Купец, получивший неожиданно афронт, спросил недовольно:
– Это каких кур?
– А это, вишь, – стал громко, точно кругом все были глухи, объяснять ему подошедший крестьянин, – он, вишь, все сам себя куриным старостой зовет… будто вот кур ему все по огородам гонять надо…
– Не пошел же, – повторил в раздумье Григорий.
– Не пошел, – согласился и пришедший крестьянин и набрал воздуху.
– Не показался я, что ль, ему? – спросил обиженно купец.
– Не-ет, – уклончиво ответил Григорий, – так что-нибудь… Господином вот разве назвал тебя сват.
– Так ведь мне что? – сказал сват и сплюнул.
– То-то, вишь, не любит он этого слова: из дворовых он… А сам-то с малолетства уж такой, божий… Господам и сомнительно было: парнишка, как и прочие, а от дела отлынивает… Маленько и прижимали, видно: на горячую плиту голыми ножками ставили… Вот он и робит, как заслышит там «господин», али «барин», ну и уйдет сейчас…
– Так ведь я какой же барин? Такой же, как вы…
– Известно, – согласился сват и сильно потянул носом.
– Может, и обойдется еще, – задумчиво сказал Григорий. – Так вот и на селе… К кому вздумает зайти… Принесет миску, стукнет в окно: «Слышь, крикнет, штароста, – он этак все „штароста“, – пришел, давай мне полную миску». Чтоб уж непременно полная была, а там чего хочешь лей: щец так щец, хоть воды, хоть молока… И сразу есть не станет: постоит сколько дней в бане, скиснет, тогда и ест.

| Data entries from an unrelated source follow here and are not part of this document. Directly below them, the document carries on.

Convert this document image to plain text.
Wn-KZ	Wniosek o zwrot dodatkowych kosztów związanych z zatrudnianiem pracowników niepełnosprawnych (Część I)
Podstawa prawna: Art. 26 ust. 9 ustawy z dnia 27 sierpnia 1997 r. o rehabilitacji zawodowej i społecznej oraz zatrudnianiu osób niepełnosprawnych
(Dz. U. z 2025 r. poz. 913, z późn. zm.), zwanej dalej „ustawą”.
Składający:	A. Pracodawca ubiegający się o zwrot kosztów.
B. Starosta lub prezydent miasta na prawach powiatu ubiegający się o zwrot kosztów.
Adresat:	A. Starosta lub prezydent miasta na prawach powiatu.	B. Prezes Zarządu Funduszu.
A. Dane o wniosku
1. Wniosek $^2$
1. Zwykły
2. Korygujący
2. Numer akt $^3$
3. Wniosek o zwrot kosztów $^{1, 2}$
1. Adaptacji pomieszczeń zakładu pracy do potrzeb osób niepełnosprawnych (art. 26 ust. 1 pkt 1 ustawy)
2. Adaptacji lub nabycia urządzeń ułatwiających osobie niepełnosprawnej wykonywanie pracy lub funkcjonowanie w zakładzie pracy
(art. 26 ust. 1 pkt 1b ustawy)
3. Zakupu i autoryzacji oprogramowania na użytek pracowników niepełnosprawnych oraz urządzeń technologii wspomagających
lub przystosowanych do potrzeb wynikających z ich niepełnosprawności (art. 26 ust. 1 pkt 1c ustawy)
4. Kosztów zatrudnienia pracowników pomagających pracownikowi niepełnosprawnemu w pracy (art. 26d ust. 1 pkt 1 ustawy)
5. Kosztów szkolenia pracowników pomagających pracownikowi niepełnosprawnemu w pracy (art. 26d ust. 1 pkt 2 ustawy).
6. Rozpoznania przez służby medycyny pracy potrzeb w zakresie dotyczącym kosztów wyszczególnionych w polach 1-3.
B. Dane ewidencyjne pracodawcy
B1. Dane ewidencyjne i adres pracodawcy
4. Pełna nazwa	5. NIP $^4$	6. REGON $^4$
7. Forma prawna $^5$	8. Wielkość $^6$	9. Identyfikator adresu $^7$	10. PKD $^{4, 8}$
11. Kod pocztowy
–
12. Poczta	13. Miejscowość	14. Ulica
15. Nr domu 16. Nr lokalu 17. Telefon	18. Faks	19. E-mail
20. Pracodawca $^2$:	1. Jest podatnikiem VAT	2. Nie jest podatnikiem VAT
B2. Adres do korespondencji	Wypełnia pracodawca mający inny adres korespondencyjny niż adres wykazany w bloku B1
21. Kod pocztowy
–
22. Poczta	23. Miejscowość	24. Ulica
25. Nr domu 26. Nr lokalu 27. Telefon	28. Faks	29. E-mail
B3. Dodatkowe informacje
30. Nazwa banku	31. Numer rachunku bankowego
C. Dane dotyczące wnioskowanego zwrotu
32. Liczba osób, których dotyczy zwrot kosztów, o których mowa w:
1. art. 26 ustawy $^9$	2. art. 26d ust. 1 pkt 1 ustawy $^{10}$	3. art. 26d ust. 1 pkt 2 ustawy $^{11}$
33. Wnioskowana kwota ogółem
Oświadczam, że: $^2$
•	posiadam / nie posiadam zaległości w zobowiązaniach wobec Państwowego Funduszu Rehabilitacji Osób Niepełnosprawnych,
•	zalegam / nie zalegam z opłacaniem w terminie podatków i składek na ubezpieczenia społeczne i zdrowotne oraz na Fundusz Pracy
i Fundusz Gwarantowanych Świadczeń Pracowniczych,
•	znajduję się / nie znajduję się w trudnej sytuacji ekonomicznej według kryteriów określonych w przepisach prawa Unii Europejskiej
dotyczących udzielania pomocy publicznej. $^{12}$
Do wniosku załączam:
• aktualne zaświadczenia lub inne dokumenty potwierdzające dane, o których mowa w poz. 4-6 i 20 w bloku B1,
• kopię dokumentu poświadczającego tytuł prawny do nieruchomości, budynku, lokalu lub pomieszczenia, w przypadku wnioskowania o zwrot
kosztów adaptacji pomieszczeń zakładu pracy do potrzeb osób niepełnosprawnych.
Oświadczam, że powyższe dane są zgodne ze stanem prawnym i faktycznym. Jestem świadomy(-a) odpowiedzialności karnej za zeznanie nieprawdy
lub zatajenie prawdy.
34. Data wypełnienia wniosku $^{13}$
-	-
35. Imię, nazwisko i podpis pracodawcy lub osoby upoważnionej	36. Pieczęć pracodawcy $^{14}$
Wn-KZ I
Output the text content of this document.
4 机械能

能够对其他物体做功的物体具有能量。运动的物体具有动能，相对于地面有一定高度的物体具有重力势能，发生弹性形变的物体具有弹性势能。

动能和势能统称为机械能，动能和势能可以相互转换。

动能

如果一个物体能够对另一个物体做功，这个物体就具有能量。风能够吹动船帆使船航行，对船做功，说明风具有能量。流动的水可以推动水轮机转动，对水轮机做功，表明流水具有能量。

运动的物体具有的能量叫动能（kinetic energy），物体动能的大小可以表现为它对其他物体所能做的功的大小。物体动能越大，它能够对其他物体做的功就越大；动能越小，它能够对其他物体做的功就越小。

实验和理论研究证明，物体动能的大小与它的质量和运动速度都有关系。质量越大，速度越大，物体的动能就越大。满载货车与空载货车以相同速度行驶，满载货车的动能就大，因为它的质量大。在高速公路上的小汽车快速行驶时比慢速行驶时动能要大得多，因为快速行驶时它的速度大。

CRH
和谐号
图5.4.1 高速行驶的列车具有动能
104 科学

– Что ж так? – спросил купец.
– Так уж воля его…
– И дела от него есть?
Григорий ответил не сразу, наклонился и таинственно сказал:
– Не все хоть признают, да и понять такое дано не всем, а так считать надо, что есть.
Григорий посмотрел на свата и нерешительно отнесся к нему:
– Да ведь вот хошь когда город горел… На виду у всех дело было: в городу пожар – семьдесят верст, а он бегает по селу: «Жарко, да жарко». А како жарко? Перед самым снегом дело было.
– Этак, – кивнул сват.
– Что такое, думаем, обеспокоился Ильюша: а тут слышим, город сгорел.
– В те поры его и в город вызывали, – заревел сват, – думали, може, что знал насчет поджигателев. В тюремный замок засадили было…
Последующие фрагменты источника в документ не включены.